Link Social Mission with Private Enterprise to Develop Better Affordable Homes

Kristin Siglin
Vice President of Policy, Housing Partnership Network

Would housing policy in the United States benefit from a greater emphasis on institutions that combine deep social mission with strong business acumen? A recent Housing Partnership Network (HPN) paper explores the benefits of such an approach, drawing on lessons learned through the International Housing Partnership (IHP), a collaborative of more than 175 nonprofits from Australia, Canada, the U.K., and the U.S. that collectively operate one million affordable homes. Since the collaborative’s founding in 2003, IHP knowledge exchanges have refined our thinking about innovative models that have the potential to better leverage private sector resources to deliver affordable housing. In our paper, we investigate models of this kind in the U.S. and the U.K., and observe that the British and American affordable housing systems both rely on hybrid public-private, social enterprise–based partnerships that work well in both countries, but in different ways.

For instance, in the U.K. the relatively significant scale and capacity of nonprofit housing associations stems in large part from the Large Scale Voluntary Transfer policy, which over the past 30 years has transferred subsidized housing to new management entities enabled to access private capital in order to make needed repairs. British housing associations have been able to improve the national housing stock and serve more people due to these efficiencies of scale.

The U.S. system also includes elements of public-private partnership. The primary capital source for affordable housing development in the U.S. is the Low Income Housing Tax Credit (LIHTC), which raises private capital from investors who receive credits against their tax liability for project-based investments in affordable housing.

While both systems have served as key affordable housing tools in their respective countries for decades, the particularly innovative impact of Large Scale Voluntary Transfers on the U.K.’s affordable housing stock reveals opportunities for the U.S. to build on its system’s current successes to deliver affordable homes more efficiently. IHP discussions and investigations of both models in our paper suggest five key policy changes drawing on the example of the U.K.’s Large Scale Voluntary Transfers that could enhance the capacity of mission-oriented U.S. housing providers to further leveraging public-private partnerships to develop affordable homes:

  1. Expand the Capital Magnet Fund.
    The Capital Magnet Fund competitively awards grants to nonprofit lenders and qualified nonprofit housing organizations, with a mandatory minimum 10:1 leverage ratio. The Fund has proven to be a uniquely effective tool for leveraging public funds to attract private investments for housing in low-income communities.
  2. Prioritize preservation.
    As resources for affordable housing development shrink, it is critical to preserve the existing stock of safe, decent affordable housing and ensure that it is managed efficiently for the long term. It can be more cost-effective to rehabilitate aging U.S. Department of Housing and Urban Development (HUD) program-assisted properties under new nonprofit management. 
  3. Use a portfolio model for multifamily housing preservation.
    HPN recommends a shift toward portfolio finance for aging HUD-assisted and LIHTC properties. Policies should enable mission-oriented housing providers to acquire and preserve multiple affordable housing properties more cost-effectively by packaging several properties into one financial transaction.
  4. Make housing a platform for improving communities and building assets for residents.
    High-performing housing nonprofits can also link affordable housing development to broader programs of community and individual improvement because of their scale. Social enterprises can advance opportunity for low-income people because they combine excellence in housing development with an extensive network of relationships with social service providers.Holistic community development is easier for organizations with resources and reach. 
  5. Improve access to affordable homeownership.
    Social enterprises also can efficiently deliver homeownership as well as rental housing. Proven approaches to affordable homeownership—including nonprofit acquisition and rehabilitation and rent-to-own programs—have been shown to be effective in both the U.S. and the U.K. and should be expanded.

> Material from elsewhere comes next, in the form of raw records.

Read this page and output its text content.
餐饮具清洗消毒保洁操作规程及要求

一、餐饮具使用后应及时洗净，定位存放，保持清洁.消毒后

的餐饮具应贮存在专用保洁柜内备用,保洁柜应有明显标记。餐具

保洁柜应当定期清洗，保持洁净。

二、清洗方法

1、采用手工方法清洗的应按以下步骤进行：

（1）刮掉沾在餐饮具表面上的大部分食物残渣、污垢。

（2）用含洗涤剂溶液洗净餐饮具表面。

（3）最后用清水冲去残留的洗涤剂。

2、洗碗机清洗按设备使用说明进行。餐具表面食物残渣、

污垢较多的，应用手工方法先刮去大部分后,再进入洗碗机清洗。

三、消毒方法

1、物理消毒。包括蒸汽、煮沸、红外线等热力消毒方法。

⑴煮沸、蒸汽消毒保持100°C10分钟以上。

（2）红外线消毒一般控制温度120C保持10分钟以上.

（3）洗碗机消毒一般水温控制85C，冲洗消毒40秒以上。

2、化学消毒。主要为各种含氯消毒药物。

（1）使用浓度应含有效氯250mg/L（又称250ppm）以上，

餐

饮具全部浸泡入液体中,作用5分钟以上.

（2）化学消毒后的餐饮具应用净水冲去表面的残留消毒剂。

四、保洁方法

Combining the nonprofit mission with private business discipline can generate more affordable housing and lead to more effective management of such properties for the long term. Innovations like these are particularly important now because three quarters of Americans who are income-eligible for housing assistance currently do not receive it, often because there are not enough stable, affordable, and livable units available to meet the housing needs of low-income Americans. The success of the U.K.’s Large Scale Voluntary Transfers reveals that more effectively leveraging private funds to develop, preserve, and operate affordable homes can help to speed up the process and increase and improve the stock available to those who need it. Through our work in the International Housing Partnership, we will continue to identify and highlight similar models that have proven effective in improving and expanding the stock of affordable homes in their countries of origin and could hold promise for future stable housing in neighborhoods around the world. 

Kristin Siglin is Vice President of Policy at the Housing Partnership Network, a business collaborative of the nation’s leading housing and community development nonprofits and a top-rated community development financial institution (CDFI).

The views expressed are not necessarily those of the Federal Reserve Bank of San Francisco or of the Federal Reserve System.